On Inheritance Tax, Brown’s advisors may well be happy to see Cameron run with a 'abolish it for all' campaign. Thus leaving the door open for a later Brown message of radical reform that will return it to its previous job of targeting the well and super well-off. This could be positioned as a message of "see, Labour is for fairness and protecting the majority of people who are less well-off whereas those big bad Tories just want to let their rich friends off the hook".

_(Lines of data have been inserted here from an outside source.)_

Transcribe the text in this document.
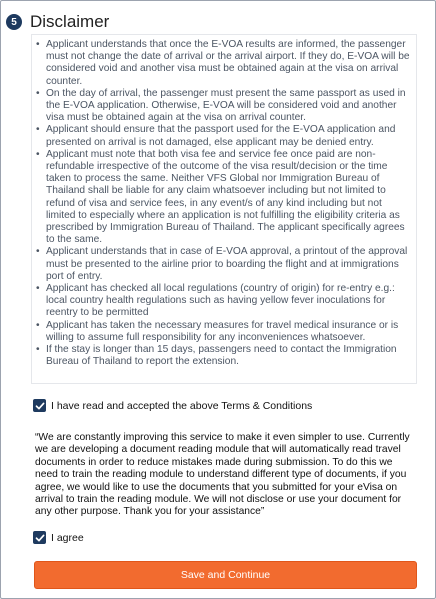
5 Disclaimer
• Applicant understands that once the E-VOA results are informed, the passenger must not change the date of arrival or the arrival airport. If they do, E-VOA will be considered void and another visa must be obtained again at the visa on arrival counter.
• On the day of arrival, the passenger must present the same passport as used in the E-VOA application. Otherwise, E-VOA will be considered void and another visa must be obtained again at the visa on arrival counter.
• Applicant should ensure that the passport used for the E-VOA application and presented on arrival is not damaged, else applicant may be denied entry.
• Applicant must note that both visa fee and service fee once paid are non-refundable irrespective of the outcome of the visa result/decision or the time taken to process the same. Neither VFS Global nor Immigration Bureau of Thailand shall be liable for any claim whatsoever including but not limited to refund of visa and service fees, in any event/s of any kind including but not limited to especially where an application is not fulfilling the eligibility criteria as prescribed by Immigration Bureau of Thailand. The applicant specifically agrees to the same.
• Applicant understands that in case of E-VOA approval, a printout of the approval must be presented to the airline prior to boarding the flight and at immigrations port of entry.
• Applicant has checked all local regulations (country of origin) for re-entry e.g.: local country health regulations such as having yellow fever inoculations for reentry to be permitted
• Applicant has taken the necessary measures for travel medical insurance or is willing to assume full responsibility for any inconveniences whatsoever.
• If the stay is longer than 15 days, passengers need to contact the Immigration Bureau of Thailand to report the extension.
I have read and accepted the above Terms & Conditions
“We are constantly improving this service to make it even simpler to use. Currently we are developing a document reading module that will automatically read travel documents in order to reduce mistakes made during submission. To do this we need to train the reading module to understand different type of documents, if you agree, we would like to use the documents that you submitted for your eVisa on arrival to train the reading module. We will not disclose or use your document for any other purpose. Thank you for your assistance”
I agree
Save and Continue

Brown has few discernible significant problems with middle England that I can see, to my admitted surprise. Although I accept that there is a broader ‘Scottish or UK question’ that some English quarters seem to be drumming up. What seems to be coming apparent is the vacuous emptiness of Blair - evidenced by the fact that that he has virtually disappeared of the public screen since his tawdry, overdue departure. I always though that his supposed hold over middle England was latterly a much over rated thing. The fact is, that some long time previously much of middle England stopped buying the line that he was a ‘straight’ or trustworthy kind of guy.

I suspect that Cameron's 'push-pull' dilemma arises because in his attempts to internally reconfigure the party he was not preceded by a Tory version of Kinnock. Without the groundwork reforms carried out by Kinnock I think that any leadership victory by Blair after Smith would have severely split, possibly terminally, the Labour Party. Or at least an unreconstructed Gordon Brown would have taken over and I think the Tories would have been back in the running as serious contenders for continuing in Government. Maybe another weakness for Cameron is that he has an impossible task of discovering/inventing a powerful new dialogue. This would, on the one hand, convince the electorate that the Tory Party really has changed; but he does not know yet what into. On the other hand, the dialogue somehow also persuades the internal Tory Party that it must change; but without having anything to offer it as a substitute for their old and obsolete policy comfort blankets.

Blair was able to say to the country that ‘the latter consequences of what Thatcher did to the Tory Party are so awful I can offer a competence untainted alternative; whilst saying to the Labour Party ‘after endless being in Opposition I can win you power’. So long as Brown does not split his Party or become a lame-duck PM Major he blanks out those possibilities for Cameron… will it turn out that Brown is smooth operator?

Snafu said...

Carol, an excellent comment. I'm totally in agreement...

It get's even worse now that George O is promising to match Labour spending in the first three years!